Propensity score analysis estimates the probability that an individual receives an exposure conditional on observed confounders. By matching, stratifying, or weighting on propensity scores, analysts can simulate randomization and reduce confounding bias in observational studies without explicitly adjusting for every confounder.
Start with a simple observational dataset and manually calculate propensity scores using logistic regression, then compare crude vs. adjusted estimates. Practice with real data using matching and weighting approaches in sequence.
From your study of confounding and multivariable regression, you know the core problem in observational research: people who receive an exposure are systematically different from those who do not, and those differences — not the exposure itself — may explain the outcome.

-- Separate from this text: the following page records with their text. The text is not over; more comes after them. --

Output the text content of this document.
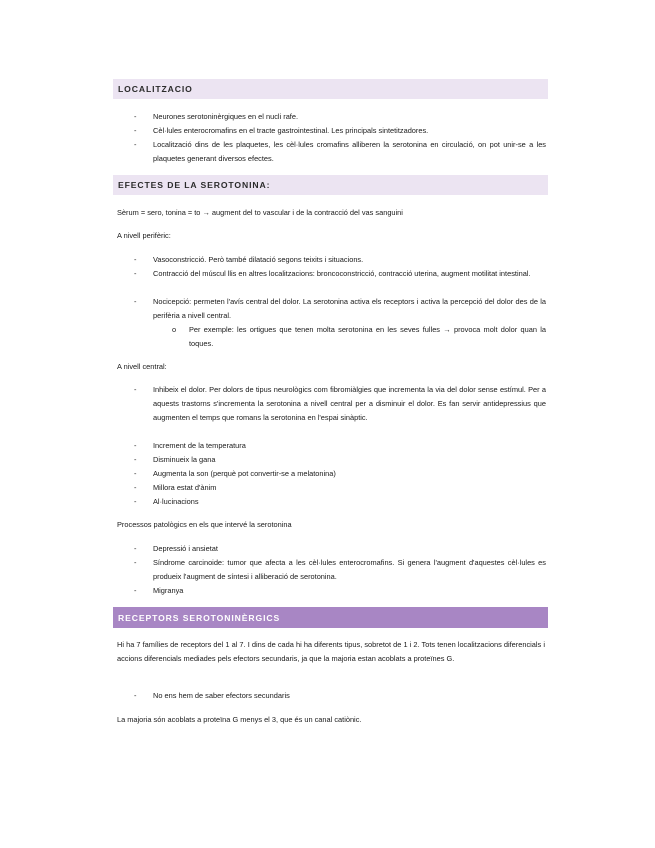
LOCALITZACIO
- Neurones serotoninèrgiques en el nucli rafe.
- Cèl·lules enterocromafins en el tracte gastrointestinal. Les principals sintetitzadores.
- Localització dins de les plaquetes, les cèl·lules cromafins alliberen la serotonina en circulació, on pot unir-se a les plaquetes generant diversos efectes.
EFECTES DE LA SEROTONINA:
Sèrum = sero, tonina = to → augment del to vascular i de la contracció del vas sanguini
A nivell perifèric:
- Vasoconstricció. Però també dilatació segons teixits i situacions.
- Contracció del múscul llis en altres localitzacions: broncoconstricció, contracció uterina, augment motilitat intestinal.
- Nocicepció: permeten l'avís central del dolor. La serotonina activa els receptors i activa la percepció del dolor des de la perifèria a nivell central.
o Per exemple: les ortigues que tenen molta serotonina en les seves fulles → provoca molt dolor quan la toques.
A nivell central:
- Inhibeix el dolor. Per dolors de tipus neurològics com fibromiàlgies que incrementa la via del dolor sense estímul. Per a aquests trastorns s'incrementa la serotonina a nivell central per a disminuir el dolor. Es fan servir antidepressius que augmenten el temps que romans la serotonina en l'espai sinàptic.
- Increment de la temperatura
- Disminueix la gana
- Augmenta la son (perquè pot convertir-se a melatonina)
- Millora estat d'ànim
- Al·lucinacions
Processos patològics en els que intervé la serotonina
- Depressió i ansietat
- Síndrome carcinoide: tumor que afecta a les cèl·lules enterocromafins. Si genera l'augment d'aquestes cèl·lules es produeix l'augment de síntesi i alliberació de serotonina.
- Migranya
RECEPTORS SEROTONINÈRGICS
Hi ha 7 famílies de receptors del 1 al 7. I dins de cada hi ha diferents tipus, sobretot de 1 i 2. Tots tenen localitzacions diferencials i accions diferencials mediades pels efectors secundaris, ja que la majoria estan acoblats a proteïnes G.
- No ens hem de saber efectors secundaris
La majoria són acoblats a proteïna G menys el 3, que és un canal catiònic.
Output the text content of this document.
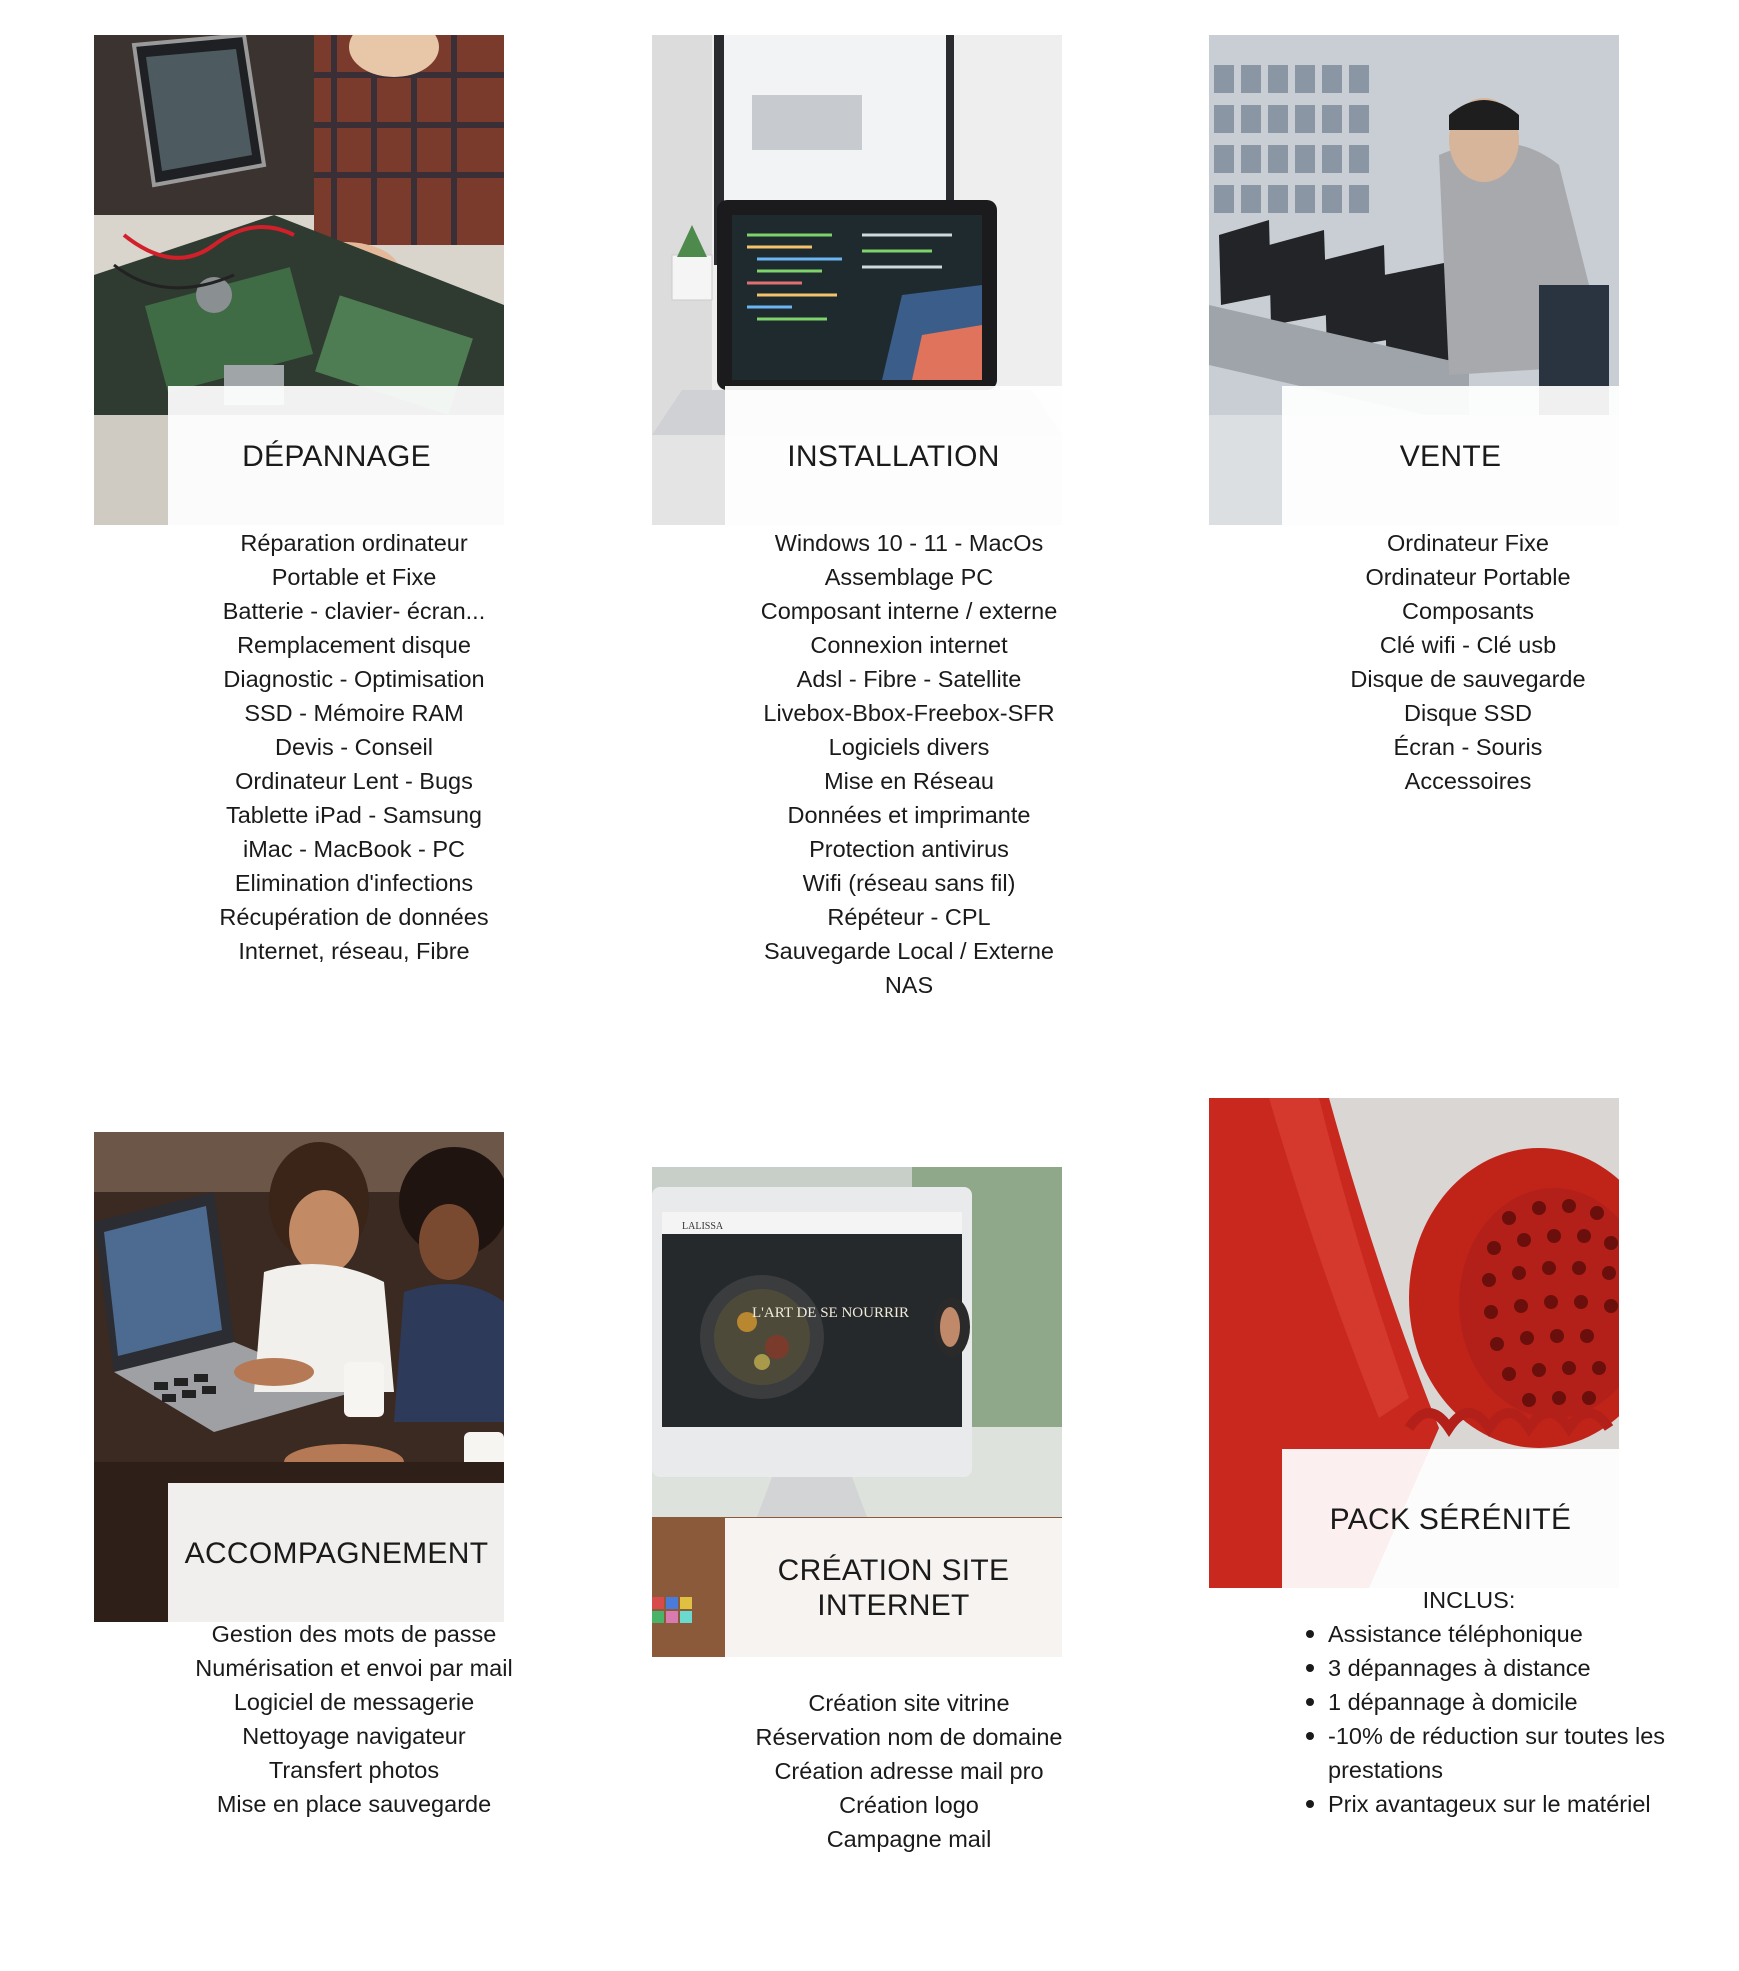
DÉPANNAGE
Réparation ordinateur
Portable et Fixe
Batterie - clavier- écran...
Remplacement disque
Diagnostic - Optimisation
SSD - Mémoire RAM
Devis - Conseil
Ordinateur Lent - Bugs
Tablette iPad - Samsung
iMac - MacBook - PC
Elimination d'infections
Récupération de données
Internet, réseau, Fibre
INSTALLATION
Windows 10 - 11 - MacOs
Assemblage PC
Composant interne / externe
Connexion internet
Adsl - Fibre - Satellite
Livebox-Bbox-Freebox-SFR
Logiciels divers
Mise en Réseau
Données et imprimante
Protection antivirus
Wifi (réseau sans fil)
Répéteur - CPL
Sauvegarde Local / Externe
NAS
VENTE
Ordinateur Fixe
Ordinateur Portable
Composants
Clé wifi - Clé usb
Disque de sauvegarde
Disque SSD
Écran - Souris
Accessoires
ACCOMPAGNEMENT
Gestion des mots de passe
Numérisation et envoi par mail
Logiciel de messagerie
Nettoyage navigateur
Transfert photos
Mise en place sauvegarde
LALISSA
L'ART DE SE NOURRIR
CRÉATION SITE
INTERNET
Création site vitrine
Réservation nom de domaine
Création adresse mail pro
Création logo
Campagne mail
PACK SÉRÉNITÉ
INCLUS:
Assistance téléphonique
3 dépannages à distance
1 dépannage à domicile
-10% de réduction sur toutes les prestations
Prix avantageux sur le matériel
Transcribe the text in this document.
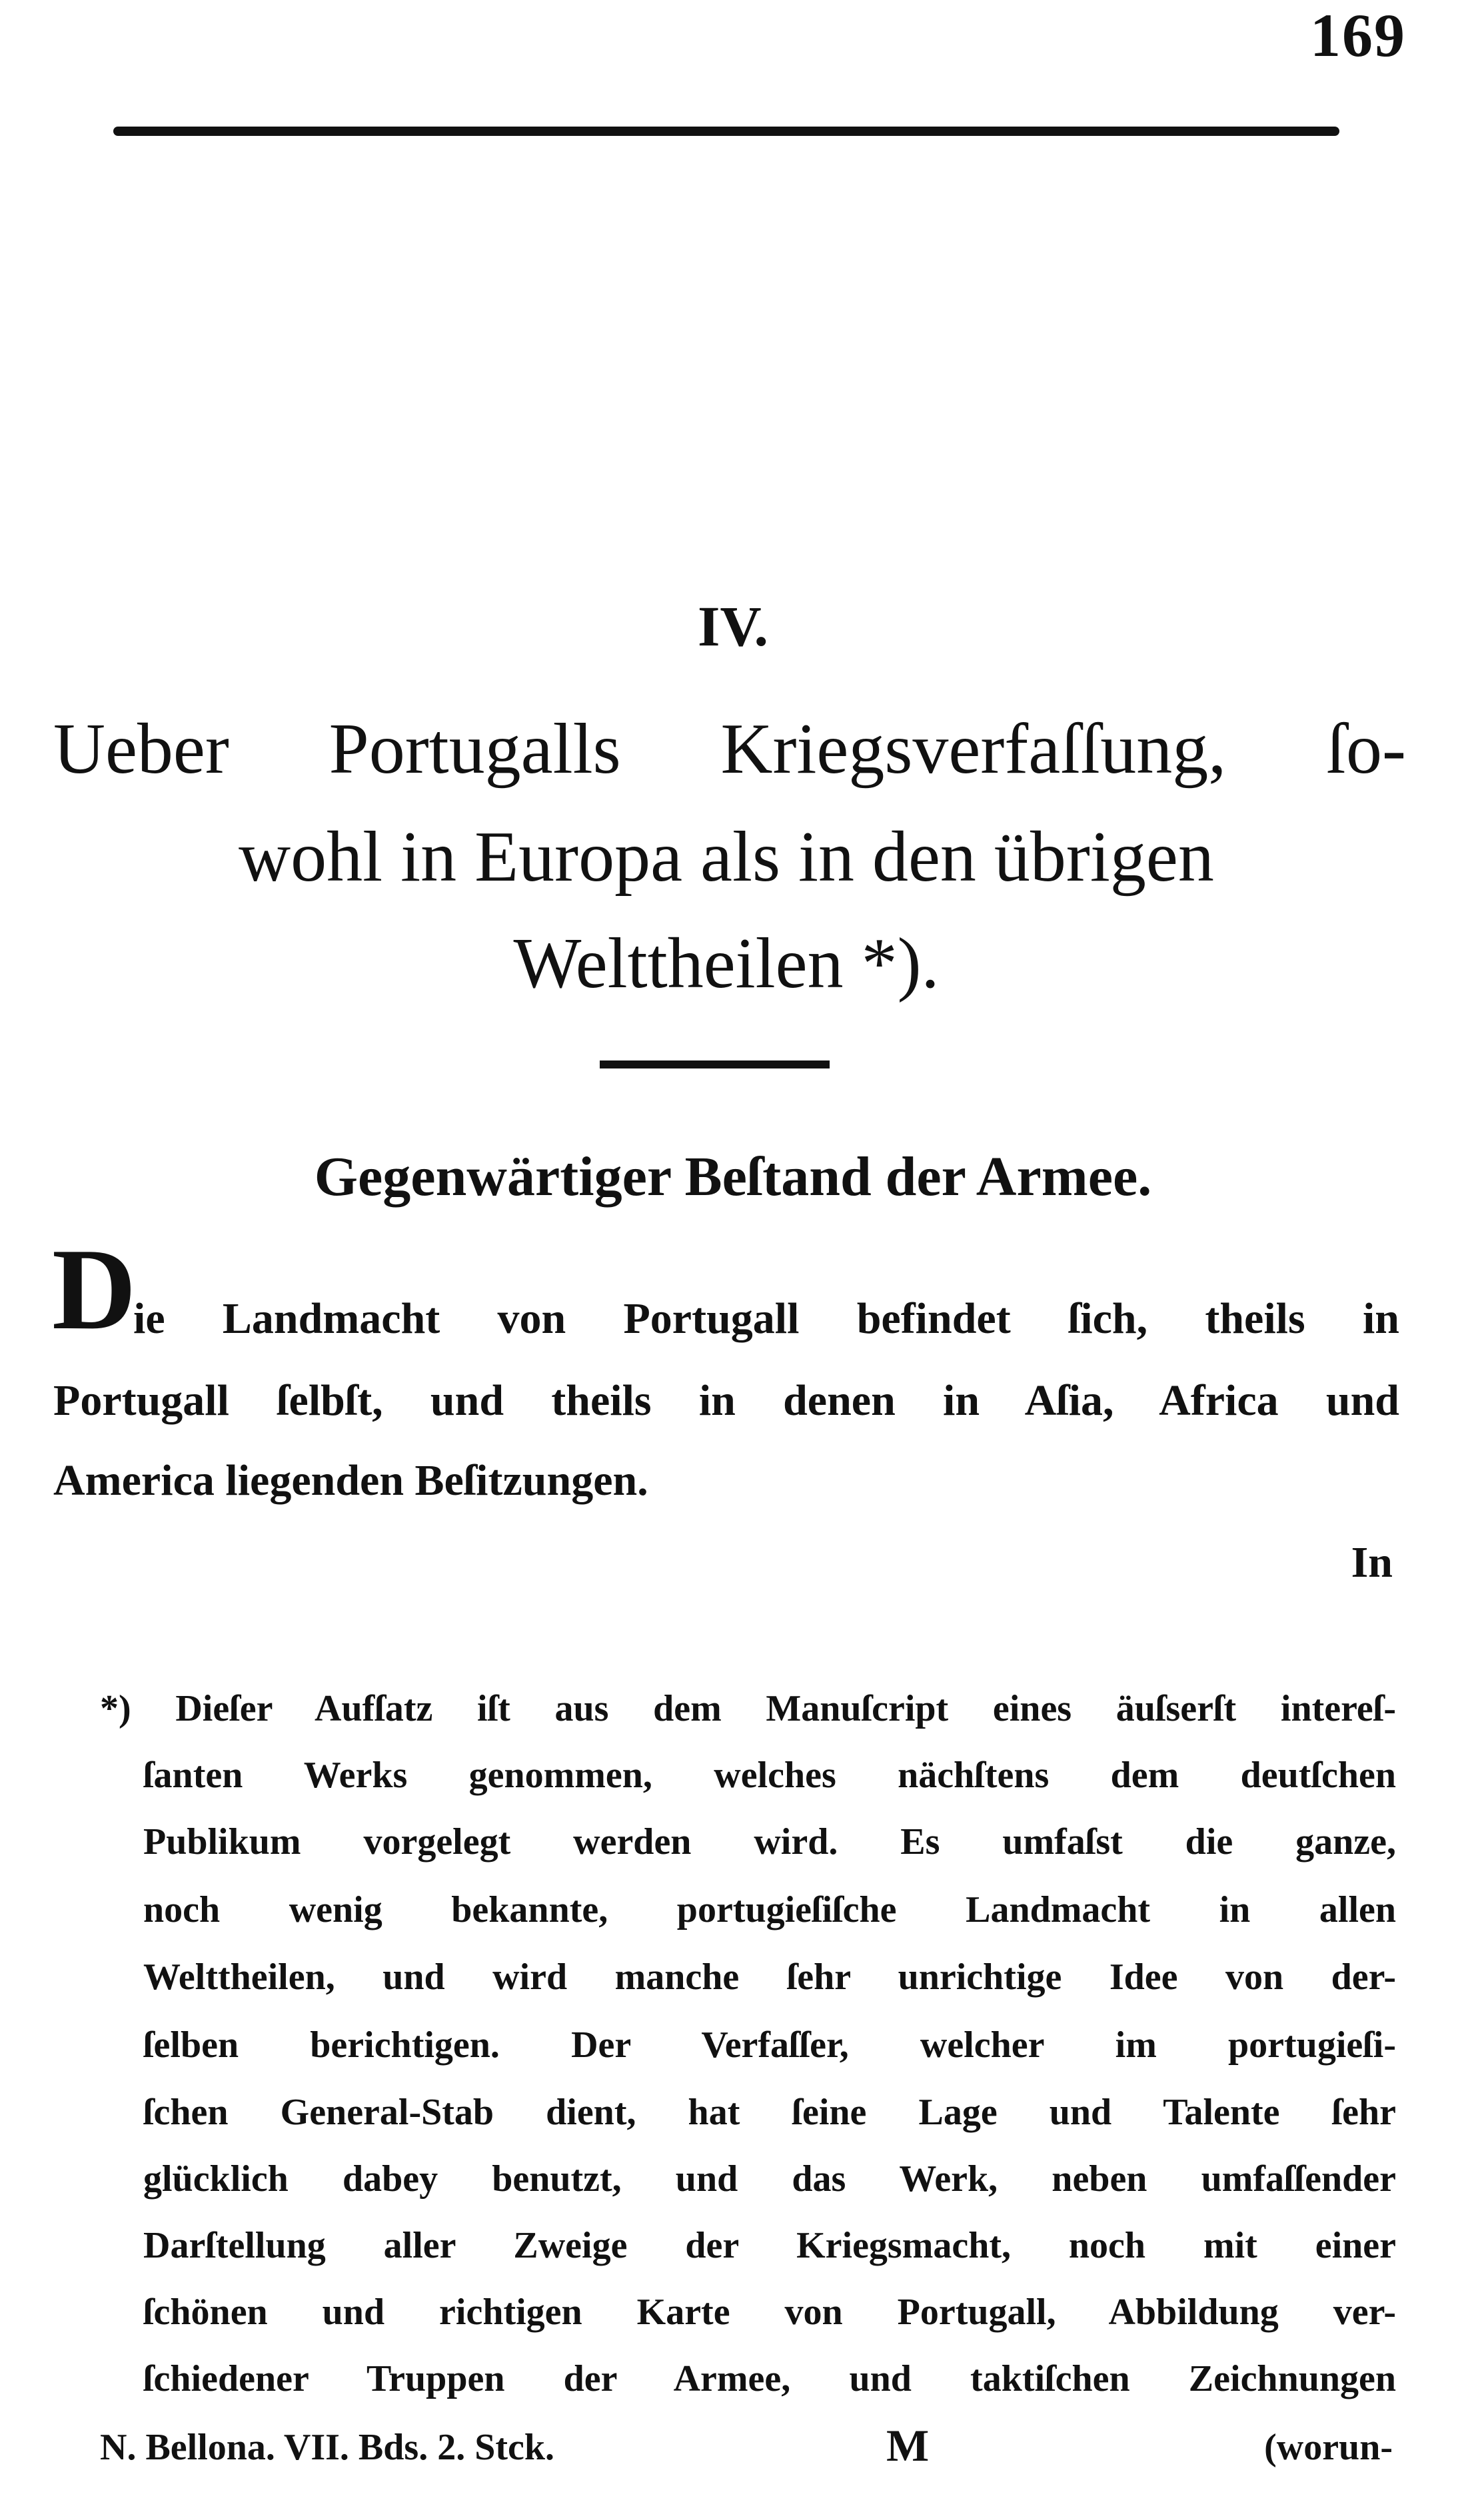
169
IV.
Ueber Portugalls Kriegsverfaſſung, ſo-
wohl in Europa als in den übrigen
Welttheilen *).
Gegenwärtiger Beſtand der Armee.
D
ie Landmacht von Portugall befindet ſich, theils in
Portugall ſelbſt, und theils in denen in Aſia, Africa und
America liegenden Beſitzungen.
In
*) Dieſer Aufſatz iſt aus dem Manuſcript eines äuſserſt intereſ-
ſanten Werks genommen, welches nächſtens dem deutſchen
Publikum vorgelegt werden wird. Es umfaſst die ganze,
noch wenig bekannte, portugieſiſche Landmacht in allen
Welttheilen, und wird manche ſehr unrichtige Idee von der-
ſelben berichtigen. Der Verfaſſer, welcher im portugieſi-
ſchen General-Stab dient, hat ſeine Lage und Talente ſehr
glücklich dabey benutzt, und das Werk, neben umfaſſender
Darſtellung aller Zweige der Kriegsmacht, noch mit einer
ſchönen und richtigen Karte von Portugall, Abbildung ver-
ſchiedener Truppen der Armee, und taktiſchen Zeichnungen
N. Bellona. VII. Bds. 2. Stck.	M	(worun-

In a randomized trial, random assignment ensures that exposed and unexposed groups are on average identical on every measured and unmeasured characteristic. Propensity score analysis is an attempt to approximate that balance in observational data — but only for measured confounders.
The propensity score is the predicted probability that a subject received the exposure, given their observed covariates. You estimate it using logistic regression: outcome = exposure (1/0), predictors = all measured confounders (age, sex, comorbidities, socioeconomic status, etc.). The output is a single number between 0 and 1 for each subject. The intuition: two subjects with the same propensity score have the same probability of being exposed given their measured characteristics, so any actual difference in their exposure status looks like it could have been random. Conditioning on the propensity score therefore mimics randomization on the measured covariates — it "balances" the groups without requiring you to model the relationship between each individual confounder and the outcome.
There are three main implementation strategies. Propensity score matching pairs each exposed subject with one (or more) unexposed subjects who have a similar propensity score, then analyzes only the matched set. This is intuitive and produces a balanced sample but discards unmatched subjects, potentially reducing precision and generalizability. Inverse probability weighting (IPW) keeps all subjects but up-weights those whose treatment assignment was "surprising" (an exposed person with low propensity, or an unexposed person with high propensity). This creates a pseudo-population in which exposure is independent of the confounders, and you analyze it as if it were a randomized trial. Stratification divides subjects into quantiles of propensity score (typically quintiles) and estimates the exposure effect within each stratum, then pools. All three approaches require checking balance after adjustment — the measured confounders should be similar between groups within propensity score strata. Standardized mean differences are the standard check; a successful analysis should show differences near zero for all covariates.
The key limitation to internalize: propensity scores control only measured confounders. Unmeasured confounders remain unaddressed, just as in conventional regression. Propensity scores are not a substitute for randomization — they are a more transparent and sometimes more flexible tool for covariate adjustment than outcome regression, but they make the same identifying assumption: no unmeasured confounding (also called exchangeability or ignorability). Where propensity scores offer a genuine advantage over regression is in situations with many covariates relative to outcomes (where outcome models can overfit), or when the researcher wants to separate the "design" stage (building the balanced comparison groups) from the "analysis" stage (estimating effects), improving transparency about which decisions were made before examining outcomes. Understanding these tradeoffs prepares you for the more general methods — instrumental variables, g-estimation, and doubly robust estimators — that build directly on propensity score foundations.